The NSW Police Commissioner Mick Fuller and the Premier Gladys Berejiklian obligingly told Hadley the ban was to be lifted by the acting Sports Minister Geoff Lee after a miscommunication from the Department of Sport.
Sayers venture
It might not seem like the best time to establish a new enterprise, but for outgoing PwC chief Luke Sayers there is no time like the present.
Last week Sayers created a new vehicle from which to launch the next phase of his working life, Sayers Capital Pty Ltd, of which he is sole director.
Word is that the businessman plans to establish his own private equity outfit, seed funded by a range of Melbourne’s wealthy families.
Once the dust settles on the economy, at least there’ll likely be some good buying opportunities if and when the private cash starts rolling in the door.
The last post
Yet another surprise senior executive departure at Australia Post with Annette Carey set to courier her last parcel next month.

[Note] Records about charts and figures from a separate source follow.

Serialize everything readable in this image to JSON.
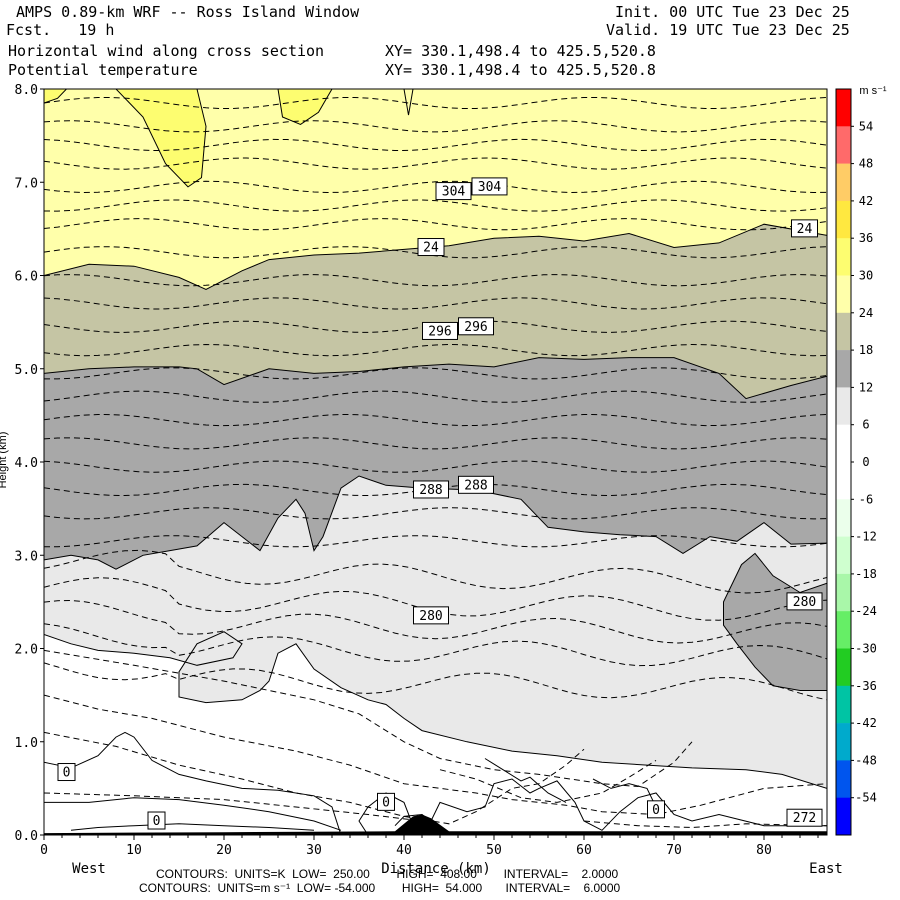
{
  "header": {
    "title": "AMPS 0.89-km WRF -- Ross Island Window",
    "forecast": "Fcst.   19 h",
    "init": "Init. 00 UTC Tue 23 Dec 25",
    "valid": "Valid. 19 UTC Tue 23 Dec 25",
    "field1": "Horizontal wind along cross section",
    "field2": "Potential temperature",
    "xy1": "XY= 330.1,498.4 to 425.5,520.8",
    "xy2": "XY= 330.1,498.4 to 425.5,520.8"
  },
  "footer": {
    "contours1": "CONTOURS:  UNITS=K  LOW=  250.00        HIGH=  408.00        INTERVAL=    2.0000",
    "contours2": "CONTOURS:  UNITS=m s⁻¹  LOW= -54.000        HIGH=  54.000       INTERVAL=    6.0000"
  },
  "chart_data": {
    "type": "heatmap",
    "title": "AMPS 0.89-km WRF -- Ross Island Window",
    "xlabel": "Distance (km)",
    "ylabel": "Height (km)",
    "x_left_label": "West",
    "x_right_label": "East",
    "xlim": [
      0,
      87
    ],
    "ylim": [
      0,
      8
    ],
    "x_ticks": [
      0,
      10,
      20,
      30,
      40,
      50,
      60,
      70,
      80
    ],
    "y_ticks": [
      0.0,
      1.0,
      2.0,
      3.0,
      4.0,
      5.0,
      6.0,
      7.0,
      8.0
    ],
    "colorbar": {
      "unit": "m s⁻¹",
      "labels": [
        54,
        48,
        42,
        36,
        30,
        24,
        18,
        12,
        6,
        0,
        -6,
        -12,
        -18,
        -24,
        -30,
        -36,
        -42,
        -48,
        -54
      ],
      "colors": [
        "#ff0000",
        "#ff6a6a",
        "#ffcc66",
        "#ffe840",
        "#fdfd70",
        "#ffffaa",
        "#c5c5a4",
        "#a8a8a8",
        "#e9e9e9",
        "#ffffff",
        "#ffffff",
        "#ebffeb",
        "#cfffcf",
        "#a9f7a9",
        "#66ee66",
        "#22cc22",
        "#00c4a4",
        "#00aacc",
        "#0055ee",
        "#0000ff"
      ]
    },
    "wind_fill_bands": [
      {
        "range": "24 to 30",
        "color": "#ffffaa"
      },
      {
        "range": "18 to 24",
        "color": "#c5c5a4"
      },
      {
        "range": "12 to 18",
        "color": "#a8a8a8"
      },
      {
        "range": "6 to 12",
        "color": "#e9e9e9"
      },
      {
        "range": "0 to 6",
        "color": "#ffffff"
      }
    ],
    "theta_contours_K": [
      272,
      280,
      288,
      296,
      304
    ],
    "labels_on_plot": [
      {
        "text": "304",
        "x": 45.5,
        "y": 6.9
      },
      {
        "text": "304",
        "x": 49.5,
        "y": 6.95
      },
      {
        "text": "24",
        "x": 43,
        "y": 6.3
      },
      {
        "text": "24",
        "x": 84.5,
        "y": 6.5
      },
      {
        "text": "296",
        "x": 44,
        "y": 5.4
      },
      {
        "text": "296",
        "x": 48,
        "y": 5.45
      },
      {
        "text": "288",
        "x": 43,
        "y": 3.7
      },
      {
        "text": "288",
        "x": 48,
        "y": 3.75
      },
      {
        "text": "280",
        "x": 43,
        "y": 2.35
      },
      {
        "text": "280",
        "x": 84.5,
        "y": 2.5
      },
      {
        "text": "0",
        "x": 2.5,
        "y": 0.67
      },
      {
        "text": "0",
        "x": 38,
        "y": 0.35
      },
      {
        "text": "0",
        "x": 12.5,
        "y": 0.15
      },
      {
        "text": "0",
        "x": 68,
        "y": 0.27
      },
      {
        "text": "272",
        "x": 84.5,
        "y": 0.18
      }
    ]
  }
}
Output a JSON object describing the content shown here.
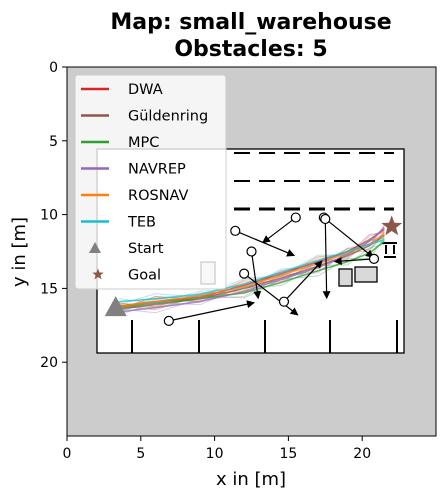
{
  "chart_data": {
    "type": "line",
    "title": "Map: small_warehouse",
    "subtitle": "Obstacles: 5",
    "xlabel": "x in [m]",
    "ylabel": "y in [m]",
    "xlim": [
      0,
      25
    ],
    "ylim": [
      25,
      0
    ],
    "x_ticks": [
      "0",
      "5",
      "10",
      "15",
      "20"
    ],
    "y_ticks": [
      "0",
      "5",
      "10",
      "15",
      "20"
    ],
    "legend_position": "top-left",
    "colors": {
      "background": "#cccccc",
      "map_free": "#ffffff",
      "start": "#808080",
      "goal": "#8c564b",
      "obstacle_fill": "#d9d9d9"
    },
    "series": [
      {
        "name": "DWA",
        "color": "#d62728",
        "x": [
          3.5,
          6,
          9,
          12,
          14.5,
          17,
          19,
          20.5,
          21.5
        ],
        "y": [
          16.2,
          15.9,
          15.6,
          14.8,
          14,
          13.2,
          12.5,
          11.7,
          11
        ]
      },
      {
        "name": "Güldenring",
        "color": "#8c564b",
        "x": [
          3.5,
          6,
          9,
          12,
          14.5,
          17,
          19,
          20.5,
          21.5
        ],
        "y": [
          16.4,
          16.1,
          15.7,
          15,
          14.3,
          13.5,
          12.8,
          12.1,
          11.4
        ]
      },
      {
        "name": "MPC",
        "color": "#2ca02c",
        "x": [
          3.5,
          6,
          9,
          12,
          14.5,
          17,
          19,
          20.5,
          21.5
        ],
        "y": [
          16.3,
          16,
          15.7,
          15.3,
          14.6,
          13.8,
          13.2,
          12.6,
          11.8
        ]
      },
      {
        "name": "NAVREP",
        "color": "#9467bd",
        "x": [
          3.5,
          6,
          9,
          12,
          14.5,
          17,
          19,
          20.5,
          21.5
        ],
        "y": [
          16.6,
          16.3,
          15.9,
          15.2,
          14.4,
          13.6,
          12.7,
          11.8,
          10.9
        ]
      },
      {
        "name": "ROSNAV",
        "color": "#ff7f0e",
        "x": [
          3.5,
          6,
          9,
          12,
          14.5,
          17,
          19,
          20.5,
          21.5
        ],
        "y": [
          16.2,
          15.9,
          15.5,
          14.9,
          14.1,
          13.3,
          12.6,
          12,
          11.3
        ]
      },
      {
        "name": "TEB",
        "color": "#17becf",
        "x": [
          3.5,
          6,
          9,
          12,
          14.5,
          17,
          19,
          20.5,
          21.5
        ],
        "y": [
          15.9,
          15.7,
          15.4,
          14.7,
          13.9,
          13.1,
          12.5,
          12,
          11.7
        ]
      }
    ],
    "start": {
      "label": "Start",
      "x": 3.3,
      "y": 16.4
    },
    "goal": {
      "label": "Goal",
      "x": 22,
      "y": 10.8
    },
    "obstacle_paths": [
      [
        [
          11.4,
          11.1
        ],
        [
          15.7,
          12.9
        ]
      ],
      [
        [
          15.5,
          10.2
        ],
        [
          13.0,
          12.1
        ]
      ],
      [
        [
          17.4,
          10.2
        ],
        [
          21.0,
          13.1
        ]
      ],
      [
        [
          17.5,
          10.3
        ],
        [
          17.6,
          16.0
        ]
      ],
      [
        [
          12.5,
          12.5
        ],
        [
          13.0,
          16.0
        ]
      ],
      [
        [
          12.0,
          14.0
        ],
        [
          15.9,
          17.0
        ]
      ],
      [
        [
          6.9,
          17.2
        ],
        [
          13.0,
          15.9
        ]
      ],
      [
        [
          20.8,
          13.0
        ],
        [
          17.8,
          13.2
        ]
      ],
      [
        [
          14.7,
          15.9
        ],
        [
          17.5,
          12.9
        ]
      ]
    ]
  }
}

The executive general manager of international services has overseen a stellar performance growing the international parcel division — some 30 per cent year on year — since her July 2018 appointment. She’d been coaxed away from logistics giant LinFox by Christine Holgate, with the duo featured on the cover of The Deal magazine in happier times. Colgate advised her remaining executives that Carey had formed a “strong team well positioned to lead our international efforts through this crisis and beyond”. It comes as the postal system struggles, with volumes down.